To maintain scalability across a diverse client base, we enforce strict data governance:

  • Dimensionality Control: We impose a hard control on event complexity, limiting any single event to a maximum of 20 custom dimensions (tags). The key to controlling cardinality and maintaining high query speeds.
  • Common Dimensions: In addition to these 20 client-managed tags, there are a few additional common dimensions shared across all clients. These standardized fields are used to plot high-level trends and facilitate cross-client comparisons, while the custom tags enable client-specific use cases.
  • Platform Agnostic Model: The combination of common dimensions and client-specific tags ensures the core ingestion and querying model remains client-agnostic and highly scalable.

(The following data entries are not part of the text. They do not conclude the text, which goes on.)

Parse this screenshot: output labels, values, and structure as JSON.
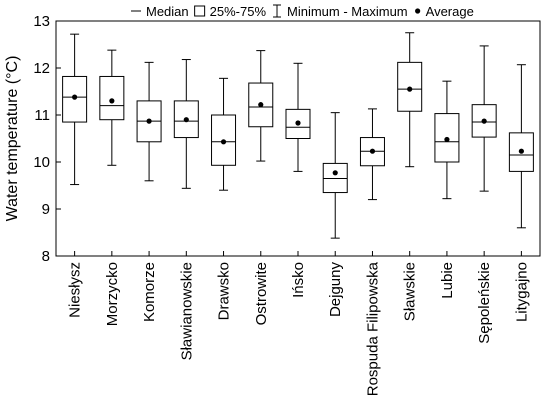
{
  "chart_data": {
    "type": "boxplot",
    "ylabel": "Water temperature (°C)",
    "ylim": [
      8,
      13
    ],
    "yticks": [
      8,
      9,
      10,
      11,
      12,
      13
    ],
    "grid": false,
    "legend": {
      "position": "top",
      "entries": [
        {
          "marker": "median-line",
          "label": "Median"
        },
        {
          "marker": "box",
          "label": "25%-75%"
        },
        {
          "marker": "whisker",
          "label": "Minimum - Maximum"
        },
        {
          "marker": "dot",
          "label": "Average"
        }
      ]
    },
    "categories": [
      "Niesłysz",
      "Morzycko",
      "Komorze",
      "Sławianowskie",
      "Drawsko",
      "Ostrowite",
      "Ińsko",
      "Dejguny",
      "Rospuda Filipowska",
      "Sławskie",
      "Lubie",
      "Sępoleńskie",
      "Litygajno"
    ],
    "series": [
      {
        "category": "Niesłysz",
        "min": 9.52,
        "q1": 10.85,
        "median": 11.38,
        "q3": 11.82,
        "max": 12.72,
        "mean": 11.38
      },
      {
        "category": "Morzycko",
        "min": 9.93,
        "q1": 10.9,
        "median": 11.2,
        "q3": 11.82,
        "max": 12.38,
        "mean": 11.3
      },
      {
        "category": "Komorze",
        "min": 9.6,
        "q1": 10.43,
        "median": 10.87,
        "q3": 11.3,
        "max": 12.12,
        "mean": 10.87
      },
      {
        "category": "Sławianowskie",
        "min": 9.44,
        "q1": 10.52,
        "median": 10.87,
        "q3": 11.3,
        "max": 12.18,
        "mean": 10.9
      },
      {
        "category": "Drawsko",
        "min": 9.4,
        "q1": 9.93,
        "median": 10.43,
        "q3": 11.0,
        "max": 11.78,
        "mean": 10.43
      },
      {
        "category": "Ostrowite",
        "min": 10.02,
        "q1": 10.75,
        "median": 11.17,
        "q3": 11.68,
        "max": 12.37,
        "mean": 11.22
      },
      {
        "category": "Ińsko",
        "min": 9.8,
        "q1": 10.5,
        "median": 10.74,
        "q3": 11.12,
        "max": 12.1,
        "mean": 10.83
      },
      {
        "category": "Dejguny",
        "min": 8.38,
        "q1": 9.35,
        "median": 9.65,
        "q3": 9.97,
        "max": 11.05,
        "mean": 9.77
      },
      {
        "category": "Rospuda Filipowska",
        "min": 9.2,
        "q1": 9.92,
        "median": 10.23,
        "q3": 10.52,
        "max": 11.13,
        "mean": 10.23
      },
      {
        "category": "Sławskie",
        "min": 9.9,
        "q1": 11.08,
        "median": 11.55,
        "q3": 12.12,
        "max": 12.75,
        "mean": 11.55
      },
      {
        "category": "Lubie",
        "min": 9.22,
        "q1": 10.0,
        "median": 10.43,
        "q3": 11.03,
        "max": 11.72,
        "mean": 10.48
      },
      {
        "category": "Sępoleńskie",
        "min": 9.38,
        "q1": 10.53,
        "median": 10.85,
        "q3": 11.22,
        "max": 12.47,
        "mean": 10.87
      },
      {
        "category": "Litygajno",
        "min": 8.6,
        "q1": 9.8,
        "median": 10.15,
        "q3": 10.62,
        "max": 12.07,
        "mean": 10.23
      }
    ]
  }
}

Query Protection via Armor

Data is visualized primarily through Superset, but all query traffic is routed through Armor, our custom proxy layer.

Superset⟶Armor⟶Druid

Armor acts as a defensive shield for the Druid cluster, handling crucial non-analytic functions:

  • Query Governance: Intelligently analyzing and blocking expensive or rogue queries that could destabilize the cluster.
  • Authentication and Authorization (Authn/Authz): Securing access to data.
  • Caching: Accelerating frequently executed dashboard queries.

By combining the low-latency processing of the Garfield Ingestion Service, the power of Apache Druid’s rollup, and the robust governance of Armor, PhonePe has built an analytics platform capable of driving instantaneous, data-driven decisions at a continental scale.